Jim Henry, DCReport's economics correspondent, has spent decades documenting illicit money flows. He estimates from analysis of official banking and trade documents that at least $40 trillion of illicit money sloshes around the globe. The total may be $50 trillion. To get an idea of the gigantic size of that corrupt money bag consider this: Henry's lower-end estimate almost equals the combined annual economic output of the world's two largest economies, America and China.

The George W. Bush administration was so averse to a serious hunt for big-league tax cheats, it disconnected from a nascent movement by major countries to coordinate their tax policies, a boon to tax cheats. It even refused to hire 80 more IRS investigators to hunt for transactions by Al Qaeda and other terrorist groups in the wake of 9/11.

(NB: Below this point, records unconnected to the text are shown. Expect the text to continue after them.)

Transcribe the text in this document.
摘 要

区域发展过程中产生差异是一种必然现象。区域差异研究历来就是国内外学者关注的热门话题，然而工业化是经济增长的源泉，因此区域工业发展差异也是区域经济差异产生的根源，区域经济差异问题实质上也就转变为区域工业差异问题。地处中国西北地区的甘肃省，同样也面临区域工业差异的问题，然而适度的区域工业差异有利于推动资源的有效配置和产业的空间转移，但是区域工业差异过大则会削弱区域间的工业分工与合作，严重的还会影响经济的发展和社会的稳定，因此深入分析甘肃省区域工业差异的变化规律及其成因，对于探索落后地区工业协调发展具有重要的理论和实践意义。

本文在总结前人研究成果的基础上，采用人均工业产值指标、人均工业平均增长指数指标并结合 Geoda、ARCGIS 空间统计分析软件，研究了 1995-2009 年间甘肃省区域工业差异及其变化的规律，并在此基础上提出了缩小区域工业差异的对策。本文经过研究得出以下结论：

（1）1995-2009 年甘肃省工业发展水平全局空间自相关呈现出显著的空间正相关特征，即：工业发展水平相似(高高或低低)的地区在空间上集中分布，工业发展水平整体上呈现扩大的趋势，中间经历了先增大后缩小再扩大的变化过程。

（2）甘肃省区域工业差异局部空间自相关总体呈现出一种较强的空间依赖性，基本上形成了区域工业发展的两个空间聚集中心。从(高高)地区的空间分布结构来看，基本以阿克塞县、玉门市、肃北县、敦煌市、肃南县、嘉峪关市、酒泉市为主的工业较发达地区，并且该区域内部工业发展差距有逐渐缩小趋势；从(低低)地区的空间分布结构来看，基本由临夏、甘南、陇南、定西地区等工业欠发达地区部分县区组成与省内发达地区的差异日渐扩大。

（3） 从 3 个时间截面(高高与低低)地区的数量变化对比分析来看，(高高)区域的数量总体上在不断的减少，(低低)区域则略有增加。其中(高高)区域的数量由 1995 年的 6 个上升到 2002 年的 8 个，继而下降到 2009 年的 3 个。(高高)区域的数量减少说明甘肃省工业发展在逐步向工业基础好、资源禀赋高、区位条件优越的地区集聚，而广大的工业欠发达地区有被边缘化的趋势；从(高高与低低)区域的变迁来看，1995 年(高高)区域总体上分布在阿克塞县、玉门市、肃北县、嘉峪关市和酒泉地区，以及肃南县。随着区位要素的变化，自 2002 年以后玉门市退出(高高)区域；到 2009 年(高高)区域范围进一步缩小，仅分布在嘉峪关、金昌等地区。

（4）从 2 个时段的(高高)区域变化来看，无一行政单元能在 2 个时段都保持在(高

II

The official excuse was that taxpayers couldn't afford an extra $12 million in spending, an absurdity when trillions were being spent on the wars in Afghanistan, still underway, and Iraq. But the funding denial made perfect sense if you knew that anti-money laundering nets catch tax cheats along with terrorists. And since the political donor class is rife with tax cheating, catching tax cheats can be inconvenient for politicians in power, and fellow party members, as a Congressional staffer recently reminded me.

Yes, the Donor Class is against it!:rolleyes:
 
Anybody bringing up pallets of Iran cash needs to be reminded of that.